Leclerc sogna: ritrovare fiducia in frenata per tenere viva la corsa al titolo
Il monegasco non molla il Mondiale e cerca risposte dai freni: a Barcellona un test decisivo per la Ferrari

Charles Leclerc continua a guardare avanti. Lo fa in una stagione che, almeno fino a questo momento, ha raccontato di una Ferrari costretta a inseguire da lontano una Mercedes capace di interpretare meglio il regolamento e di un Kimi Antonelli sempre più leader del campionato. Eppure il monegasco non sembra intenzionato ad alzare bandiera bianca.
Nel media day del GP di Barcellona, Leclerc ha affrontato due temi particolarmente rilevanti: la rincorsa mondiale e la questione freni, diventata uno degli argomenti più discussi all'interno del box rosso nelle ultime settimane.

Gp Barcellona, Ferrari: Leclerc conferma l'adozione della soluzione Hamilton
Sul fronte tecnico, il numero 16 ha confermato la scelta della squadra di convergere verso la stessa direzione intrapresa da Lewis Hamilton, che da diverse gare utilizza i dischi Carbone Industries.
"Non ho molto altro da aggiungere al riguardo. Lewis ha ragione. Quella di andare in direzioni diverse è stata una decisione presa da tutta la squadra. Gli ultimi due weekend sono stati più difficili di quanto avessi inizialmente previsto, e ora stiamo seguendo la linea di Lewis", ha spiegato Leclerc in conferenza stampa.
Il pilota Ferrari ha poi aggiunto: "Qui cambieremo un po’ la configurazione dei freni, non mi aspetto tuttavia una rivoluzione. Dai freni voglio costanza, in ogni caso mi aspetto che saranno più facili da gestire".

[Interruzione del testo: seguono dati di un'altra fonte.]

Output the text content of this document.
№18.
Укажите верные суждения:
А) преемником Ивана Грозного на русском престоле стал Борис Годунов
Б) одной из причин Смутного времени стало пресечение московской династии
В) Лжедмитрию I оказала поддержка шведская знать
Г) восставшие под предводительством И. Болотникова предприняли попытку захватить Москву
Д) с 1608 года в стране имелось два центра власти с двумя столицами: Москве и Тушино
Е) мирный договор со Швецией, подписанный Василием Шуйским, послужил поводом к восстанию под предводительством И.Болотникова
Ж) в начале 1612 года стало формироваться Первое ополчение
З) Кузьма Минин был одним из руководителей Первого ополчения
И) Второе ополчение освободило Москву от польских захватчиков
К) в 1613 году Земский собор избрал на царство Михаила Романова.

Parole che meritano una lettura approfondita. Più che un problema puramente tecnico, infatti, la sensazione è che Leclerc stia cercando soprattutto di ritrovare fiducia. Per anni il monegasco ha costruito il proprio stile di guida attorno a riferimenti molto precisi in frenata, una delle aree nelle quali ha sempre fatto la differenza. Il passaggio alle nuove regole tecniche ha però generato una fase di adattamento più complessa del previsto.
La richiesta di "costanza" espressa da Leclerc è probabilmente la chiave di lettura più significativa. Non emerge tanto la ricerca di una prestazione assoluta superiore, quanto la necessità di ritrovare prevedibilità e ripetibilità del comportamento dell'impianto frenante. In altre parole, la fiducia necessaria per attaccare il punto di staccata senza esitazioni.
Da questo punto di vista, le prove libere di Barcellona assumono un'importanza particolare. Il circuito catalano è tradizionalmente uno dei banchi di prova più completi del calendario, con frenate impegnative, curve ad alta percorrenza e una sequenza di settori che mette alla prova ogni aspetto della monoposto.
Sarà il contesto ideale per verificare se la nuova configurazione potrà restituire a Leclerc quelle sensazioni che sembrano essersi progressivamente smarrite proprio mentre Hamilton iniziava a lavorare stabilmente con il materiale Carbone Industries.
Leclerc crede ancora al titolo
L'altro tema affrontato dal ferrarista riguarda il campionato. Nonostante gli 81 punti di ritardo accumulati nei confronti di Andrea Kimi Antonelli, Leclerc continua a credere nella possibilità di riaprire la lotta iridata.
"Io ci crederò fino alla fine. Penso che quest’anno lo sviluppo abbia un ruolo importante. Sicuramente non dobbiamo perdere troppo tempo, perché Kimi sta facendo tutto alla perfezione finora; andare poi a recuperargli tutti i punti sarebbe un compito molto impegnativo, anche se a un certo punto avessimo la macchina più veloce. Sta facendo un lavoro incredibile, così come la Mercedes, ma io non mi arrendo ancora".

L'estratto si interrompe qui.